Saturday, March 16, 2013

Get On The Ball


      A golfer’s ball landed on an extremely large anthill. Instead of moving the ball, he decided to hit it where it lay. After a mighty swing, with dirt and ants flying through the air, the golf ball lay exactly in the same place. He swung three more times with the same results. Two ants had survived the onslaught. One dazed ant asked the other, “What are going to do?” His fellow ant replied, “I don’t know about you, but I’m going to get on the ball!” Getting on the ball, can express escape from several things, but we most probably relate it to the unwanted wrath of a supervisor or boss. It has its own chat-speak acronym, GOTB, which also covers, “Get On The Bus”, meaning get on board or you might get left behind. Anyway, according to the Urban Dictionary, to get “on the ball” is to improve ones present performance. “Tom is too lazy. He needs to get on the ball.” “Whoa! This job is scheduled to be finished by noon tomorrow. I better get on the ball!” As a side note, because it’s NASCAR season, the only sport still true to itself, and where one still gets paid for ones personal performance; I think it was Junior Johnson, NASCAR driver, car owner and crew-chief, who once told driver Darrell Waltrip, “Boy!
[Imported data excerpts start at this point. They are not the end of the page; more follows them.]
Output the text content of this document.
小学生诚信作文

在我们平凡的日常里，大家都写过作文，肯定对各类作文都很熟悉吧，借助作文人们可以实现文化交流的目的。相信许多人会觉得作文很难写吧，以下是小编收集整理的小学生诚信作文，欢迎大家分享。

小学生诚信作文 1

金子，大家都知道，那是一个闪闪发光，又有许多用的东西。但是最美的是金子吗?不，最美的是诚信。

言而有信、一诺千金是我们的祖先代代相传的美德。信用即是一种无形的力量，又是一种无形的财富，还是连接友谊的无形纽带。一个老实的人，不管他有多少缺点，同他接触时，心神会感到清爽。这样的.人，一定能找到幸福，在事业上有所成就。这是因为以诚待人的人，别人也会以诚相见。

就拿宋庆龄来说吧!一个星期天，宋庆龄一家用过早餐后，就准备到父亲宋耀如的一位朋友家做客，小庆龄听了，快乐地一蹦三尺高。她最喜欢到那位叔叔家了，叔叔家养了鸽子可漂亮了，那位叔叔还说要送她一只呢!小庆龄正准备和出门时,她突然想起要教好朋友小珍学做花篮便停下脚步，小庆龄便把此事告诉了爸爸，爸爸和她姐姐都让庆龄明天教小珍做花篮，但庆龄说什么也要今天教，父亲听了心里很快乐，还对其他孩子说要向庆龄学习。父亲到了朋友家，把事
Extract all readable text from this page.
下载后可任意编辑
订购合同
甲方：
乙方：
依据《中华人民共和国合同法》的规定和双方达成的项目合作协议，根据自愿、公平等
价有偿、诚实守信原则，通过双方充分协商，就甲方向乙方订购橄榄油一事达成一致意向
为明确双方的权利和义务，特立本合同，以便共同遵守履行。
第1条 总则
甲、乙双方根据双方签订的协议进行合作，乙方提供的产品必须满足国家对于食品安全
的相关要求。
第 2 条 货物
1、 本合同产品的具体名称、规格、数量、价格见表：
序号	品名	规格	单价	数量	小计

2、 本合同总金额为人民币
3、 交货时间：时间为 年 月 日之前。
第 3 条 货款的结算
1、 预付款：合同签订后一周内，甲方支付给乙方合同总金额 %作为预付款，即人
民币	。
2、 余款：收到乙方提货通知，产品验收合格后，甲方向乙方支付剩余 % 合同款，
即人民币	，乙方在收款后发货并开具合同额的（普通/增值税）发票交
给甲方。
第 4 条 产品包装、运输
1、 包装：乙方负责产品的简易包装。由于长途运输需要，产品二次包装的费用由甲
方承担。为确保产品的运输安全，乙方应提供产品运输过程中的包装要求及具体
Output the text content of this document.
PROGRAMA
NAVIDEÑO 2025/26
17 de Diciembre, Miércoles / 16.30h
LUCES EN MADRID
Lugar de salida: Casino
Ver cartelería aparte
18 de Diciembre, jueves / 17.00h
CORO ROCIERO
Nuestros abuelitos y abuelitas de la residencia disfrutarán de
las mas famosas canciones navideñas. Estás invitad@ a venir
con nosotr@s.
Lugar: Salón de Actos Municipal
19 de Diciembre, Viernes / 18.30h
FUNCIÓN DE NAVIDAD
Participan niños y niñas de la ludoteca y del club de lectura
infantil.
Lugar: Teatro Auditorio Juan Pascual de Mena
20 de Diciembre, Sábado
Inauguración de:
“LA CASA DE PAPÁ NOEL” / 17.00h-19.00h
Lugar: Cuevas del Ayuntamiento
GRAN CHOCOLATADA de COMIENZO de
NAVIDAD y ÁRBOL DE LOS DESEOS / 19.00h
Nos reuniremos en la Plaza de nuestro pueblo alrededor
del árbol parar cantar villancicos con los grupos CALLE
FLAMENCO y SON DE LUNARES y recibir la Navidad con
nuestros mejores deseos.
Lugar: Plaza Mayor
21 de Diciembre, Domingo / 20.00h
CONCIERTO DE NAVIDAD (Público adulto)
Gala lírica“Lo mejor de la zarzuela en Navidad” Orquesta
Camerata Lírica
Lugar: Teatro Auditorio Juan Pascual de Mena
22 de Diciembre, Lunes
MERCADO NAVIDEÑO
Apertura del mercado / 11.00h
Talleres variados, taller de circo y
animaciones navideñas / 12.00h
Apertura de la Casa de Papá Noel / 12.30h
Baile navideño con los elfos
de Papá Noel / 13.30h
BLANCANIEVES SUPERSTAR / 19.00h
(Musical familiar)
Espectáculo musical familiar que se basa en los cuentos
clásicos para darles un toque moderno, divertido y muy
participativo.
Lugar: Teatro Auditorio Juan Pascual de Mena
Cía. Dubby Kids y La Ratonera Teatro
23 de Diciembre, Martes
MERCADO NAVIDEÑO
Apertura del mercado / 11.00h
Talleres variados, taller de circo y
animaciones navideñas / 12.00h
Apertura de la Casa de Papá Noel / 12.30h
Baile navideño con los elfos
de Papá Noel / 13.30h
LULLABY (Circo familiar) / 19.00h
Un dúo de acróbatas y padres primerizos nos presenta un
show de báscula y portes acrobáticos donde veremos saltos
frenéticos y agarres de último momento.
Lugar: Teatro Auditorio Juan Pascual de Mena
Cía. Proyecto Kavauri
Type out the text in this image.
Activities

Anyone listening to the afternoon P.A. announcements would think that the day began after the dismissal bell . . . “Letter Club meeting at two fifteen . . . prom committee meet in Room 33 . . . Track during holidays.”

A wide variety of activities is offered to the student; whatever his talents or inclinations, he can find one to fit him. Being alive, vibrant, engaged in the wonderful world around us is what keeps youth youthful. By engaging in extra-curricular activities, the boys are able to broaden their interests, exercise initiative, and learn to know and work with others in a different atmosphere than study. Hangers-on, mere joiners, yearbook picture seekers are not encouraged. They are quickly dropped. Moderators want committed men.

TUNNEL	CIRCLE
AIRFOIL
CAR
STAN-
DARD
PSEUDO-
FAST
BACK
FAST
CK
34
You best get up on that wheel…” meaning he didn't think Waltrip was using the full potential of the car. He needed to go beyond what he was doing and squeeze every ounce of performance out of the car and himself. I think American’s have lose that will to “get er done” so to speak. We’re waking up victims of the day before and looking for someone to blame for our own incompetence. And if we can’t find someone to blame, alcohol, drugs and violence have become a perfectly reasonable substitute. If, as a country, we don’t get on the ball and lift ourselves out of the selfish irresponsible cesspool we’re in, we’ll not only loose what’s left of the family, we’ll also loose what’s left of God and country. It’s time GOTB.
      An old evangelist was discussing life with another man and how he might improve his lifestyle. “You know” answered the wayward fellow, “For a long time now I’ve been aiming to do that.” “Well” said the preacher, “quit aiming and start shooting.”
      [Jeremiah 8:4-22] No matter how hard some of us might try, we can never get through this life alone. We not only need one another for physical support, we need our Creator for spiritual support. No one knows me, like me, and I don’t want you to know everything about me, because you won’t understand. And, no one knows me like God knows me, and He understands. Most birds sleep perched on a limb and do not fall. When I sleep there is no rhyme or reason as I move around on the bed occupying several positions throughout the night. Birds don’t fall from their perch because of the unique way God made them. The tendons in a bird’s legs are so constructed that when the leg is bent at the knee, the claws grip like a steel trap. The claws will not let go until the knee is unbent. How can we become the person God intended us to be? With a bended knee that will not let go of God. How will we escape the perverse generation in which we live? On bended knee. When the winds of temptation, trial and tribulation blow; when the storms of heartache and illness threaten, bend your knee and grip the grace of God. As we look at the age we are living in, (v.20) “The harvest has past, the summer has ended, and we are not saved.” It’s time to get on the ball, to be responsible for our own actions. It’s time to bend our knees and ask God for guidance and wisdom.